Son dernier film, La salle n°6, une adaptation intimiste de la nouvelle éponyme de Tchékhov, est une réflexion artistique sur l’internement psychiatrique. Chakhnazarov a treize films à son actif en tant que réalisateur.
Le « vrai son » de la kalachnikov
La plupart des films russes sont sonorisés séparément. Les acteurs ré-enregistrent leur texte en studio, alors que les bruits d’ambiance sont intégralement recréés par des bruiteuses.

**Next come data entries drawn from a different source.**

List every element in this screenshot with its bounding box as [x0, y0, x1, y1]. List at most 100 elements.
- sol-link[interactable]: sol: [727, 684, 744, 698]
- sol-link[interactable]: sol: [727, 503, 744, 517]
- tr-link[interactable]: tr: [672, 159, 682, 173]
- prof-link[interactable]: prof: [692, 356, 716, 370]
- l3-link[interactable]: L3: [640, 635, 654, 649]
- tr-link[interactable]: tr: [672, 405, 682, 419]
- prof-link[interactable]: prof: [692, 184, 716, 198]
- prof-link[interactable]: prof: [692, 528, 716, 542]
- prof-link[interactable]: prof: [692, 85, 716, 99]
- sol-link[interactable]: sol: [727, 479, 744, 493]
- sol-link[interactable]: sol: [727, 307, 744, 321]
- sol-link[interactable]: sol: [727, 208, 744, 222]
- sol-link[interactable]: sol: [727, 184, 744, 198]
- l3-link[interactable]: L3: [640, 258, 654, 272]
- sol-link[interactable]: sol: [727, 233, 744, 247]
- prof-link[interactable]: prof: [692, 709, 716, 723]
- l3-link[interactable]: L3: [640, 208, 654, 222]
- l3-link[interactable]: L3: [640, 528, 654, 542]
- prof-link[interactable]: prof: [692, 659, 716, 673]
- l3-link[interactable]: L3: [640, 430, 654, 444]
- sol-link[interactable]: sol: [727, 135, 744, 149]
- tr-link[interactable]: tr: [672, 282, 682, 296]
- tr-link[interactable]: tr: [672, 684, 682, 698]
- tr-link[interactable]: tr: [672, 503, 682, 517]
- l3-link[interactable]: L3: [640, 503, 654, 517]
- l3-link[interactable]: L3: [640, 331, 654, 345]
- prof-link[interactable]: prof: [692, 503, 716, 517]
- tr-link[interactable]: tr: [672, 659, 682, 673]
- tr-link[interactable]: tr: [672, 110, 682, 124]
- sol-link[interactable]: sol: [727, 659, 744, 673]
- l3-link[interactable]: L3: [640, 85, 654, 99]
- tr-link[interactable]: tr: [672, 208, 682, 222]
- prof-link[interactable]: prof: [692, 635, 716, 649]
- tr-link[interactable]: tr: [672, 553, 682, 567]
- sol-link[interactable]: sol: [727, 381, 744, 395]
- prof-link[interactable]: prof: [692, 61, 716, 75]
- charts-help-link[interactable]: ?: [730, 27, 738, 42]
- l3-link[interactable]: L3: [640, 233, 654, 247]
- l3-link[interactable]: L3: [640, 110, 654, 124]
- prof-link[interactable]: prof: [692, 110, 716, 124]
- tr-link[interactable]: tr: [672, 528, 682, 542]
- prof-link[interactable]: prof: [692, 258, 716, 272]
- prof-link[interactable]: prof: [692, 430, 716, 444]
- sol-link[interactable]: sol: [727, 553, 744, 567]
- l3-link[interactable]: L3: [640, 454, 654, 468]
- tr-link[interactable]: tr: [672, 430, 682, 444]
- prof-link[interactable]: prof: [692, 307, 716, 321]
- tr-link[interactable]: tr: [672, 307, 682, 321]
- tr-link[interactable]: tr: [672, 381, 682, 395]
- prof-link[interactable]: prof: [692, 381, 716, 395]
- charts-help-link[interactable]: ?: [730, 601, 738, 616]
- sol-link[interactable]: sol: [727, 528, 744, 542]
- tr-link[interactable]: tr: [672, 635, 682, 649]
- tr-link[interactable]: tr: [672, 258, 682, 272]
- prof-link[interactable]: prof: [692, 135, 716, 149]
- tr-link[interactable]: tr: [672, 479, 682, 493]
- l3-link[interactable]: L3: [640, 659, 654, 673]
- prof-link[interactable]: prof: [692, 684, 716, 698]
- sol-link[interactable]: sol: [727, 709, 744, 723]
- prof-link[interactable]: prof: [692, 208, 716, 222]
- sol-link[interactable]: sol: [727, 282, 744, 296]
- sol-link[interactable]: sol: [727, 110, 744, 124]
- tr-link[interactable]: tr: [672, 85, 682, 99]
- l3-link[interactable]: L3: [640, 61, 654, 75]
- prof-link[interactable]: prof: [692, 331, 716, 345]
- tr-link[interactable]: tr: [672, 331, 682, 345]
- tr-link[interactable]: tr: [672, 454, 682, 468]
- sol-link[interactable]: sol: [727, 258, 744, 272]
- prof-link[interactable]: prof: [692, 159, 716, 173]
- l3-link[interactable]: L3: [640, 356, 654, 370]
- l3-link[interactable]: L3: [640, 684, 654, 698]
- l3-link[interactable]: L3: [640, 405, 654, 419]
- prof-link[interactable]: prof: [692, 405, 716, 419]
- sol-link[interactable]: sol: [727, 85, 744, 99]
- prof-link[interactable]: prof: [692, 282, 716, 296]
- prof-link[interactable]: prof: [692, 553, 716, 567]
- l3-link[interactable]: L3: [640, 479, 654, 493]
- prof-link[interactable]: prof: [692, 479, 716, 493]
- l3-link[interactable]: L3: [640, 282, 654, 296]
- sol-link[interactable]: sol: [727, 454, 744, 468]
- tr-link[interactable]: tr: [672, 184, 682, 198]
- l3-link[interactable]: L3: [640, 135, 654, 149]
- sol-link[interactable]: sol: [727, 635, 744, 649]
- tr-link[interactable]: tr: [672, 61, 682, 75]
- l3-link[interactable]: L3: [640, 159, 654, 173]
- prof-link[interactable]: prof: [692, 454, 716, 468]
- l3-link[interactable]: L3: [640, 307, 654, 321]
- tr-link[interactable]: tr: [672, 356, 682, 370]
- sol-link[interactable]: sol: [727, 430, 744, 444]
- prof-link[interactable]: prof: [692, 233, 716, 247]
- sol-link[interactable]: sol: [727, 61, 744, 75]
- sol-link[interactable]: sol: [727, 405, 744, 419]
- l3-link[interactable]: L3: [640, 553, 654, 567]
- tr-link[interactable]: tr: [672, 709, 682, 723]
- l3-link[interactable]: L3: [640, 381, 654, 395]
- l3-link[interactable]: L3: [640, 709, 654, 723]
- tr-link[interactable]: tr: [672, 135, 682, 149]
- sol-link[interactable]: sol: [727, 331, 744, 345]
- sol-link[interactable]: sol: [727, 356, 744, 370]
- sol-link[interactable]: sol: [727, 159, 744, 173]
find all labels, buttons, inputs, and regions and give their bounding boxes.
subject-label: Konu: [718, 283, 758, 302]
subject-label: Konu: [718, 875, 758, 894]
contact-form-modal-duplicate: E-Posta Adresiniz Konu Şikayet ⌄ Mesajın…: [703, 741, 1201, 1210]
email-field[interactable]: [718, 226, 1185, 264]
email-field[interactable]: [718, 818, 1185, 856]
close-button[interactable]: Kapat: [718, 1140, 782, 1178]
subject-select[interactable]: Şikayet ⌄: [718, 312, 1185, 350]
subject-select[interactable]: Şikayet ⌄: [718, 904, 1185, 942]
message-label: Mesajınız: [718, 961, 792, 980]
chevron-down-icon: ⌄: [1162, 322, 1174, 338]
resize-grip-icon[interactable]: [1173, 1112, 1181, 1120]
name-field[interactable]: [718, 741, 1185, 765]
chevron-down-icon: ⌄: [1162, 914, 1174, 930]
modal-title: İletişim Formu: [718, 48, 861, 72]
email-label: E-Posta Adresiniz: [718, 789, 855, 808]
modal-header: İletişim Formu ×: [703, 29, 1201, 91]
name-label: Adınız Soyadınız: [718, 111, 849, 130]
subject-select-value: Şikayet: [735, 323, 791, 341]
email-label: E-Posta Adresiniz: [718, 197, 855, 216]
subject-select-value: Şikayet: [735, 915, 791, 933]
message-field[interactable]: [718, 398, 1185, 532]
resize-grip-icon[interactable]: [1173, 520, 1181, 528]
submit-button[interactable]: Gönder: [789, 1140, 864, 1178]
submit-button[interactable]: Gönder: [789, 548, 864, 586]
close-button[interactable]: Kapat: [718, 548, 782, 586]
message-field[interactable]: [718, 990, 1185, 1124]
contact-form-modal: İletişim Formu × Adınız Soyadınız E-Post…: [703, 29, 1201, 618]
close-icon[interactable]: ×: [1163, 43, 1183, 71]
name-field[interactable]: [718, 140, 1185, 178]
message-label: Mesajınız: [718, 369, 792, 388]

À chaque image filmée, correspond une séquence sonore. Des pas rapides ou fatigués dans la forêt ou sur des graviers, le frottement du tissu, une gifle, les sabots d’un cheval sur la place Rouge, une porte mal huilée… Recréer ces bruits, telle est la fonction du studio de bruitage de Mosfilm, où tous les sons d’ambiance sont enregistrés séparément. Dans les couloirs, on parle avec admiration des « magiciennes » qui tiennent les lieux. « Nous travaillons toutes ici depuis plus de quarante ans », confie Irina Kislova, une vielle dame tirée à quatre épingles. Depuis des décennies, elles viennent se plonger dans l’obscurité de leur boîte à bruits : une grande salle remplie d’accessoires et équipée d’un écran géant. Pendant la projection d’une séquence, les bruiteuses, en synchronisation parfaite avec l’image, « font du bruit ». Au sol : du pavé, différents parquets et carrelages, tôle, galets, gravier, terre battue ; aux murs : des portes de tailles et d’ancienneté diverses, des fenêtres, des loquets, des robinets, une baignoire, des rideaux ; les placards sont remplis de chaussures, tissus, et objets improbables, ramassés dans quelque grenier ou décharge. « Une vraie kalachnikov ne fera jamais le bon bruit », explique Faïna Ianpolskaïa, en heurtant un palier et un gros cadenas pour imiter la mitraillette. « Et essayez d’enregistrer en prise directe le bruissement d’aile du papillon ou le glissement de la soie ! »
Dissimulés par une vitre teintée, les ingénieurs du son mixent ces créations sonores, sans jamais vraiment savoir à l’aide de quel objet ou de quelle partie du corps les bruiteuses ont imité la glace brisée ou la mâchoire qui craque sous un coup de poing. « Pour un bruit de porte, il faut parfois superposer dix sons, et sans se servir d’une porte, mais d’une grille, d’un bout de bois et d’une vieille chaise », raconte Faïna, en exhibant une veine abîmée au-dessus du genou : Tarkovski avait voulu refaire 20 prises pour une scène de gifle.
À l’heure de la numérisation généralisée, les bruiteuses tiennent tête aux ordinateurs : « Jamais le son émis par une machine ne sera aussi vivant que celui que nous arrachons à nos objets ».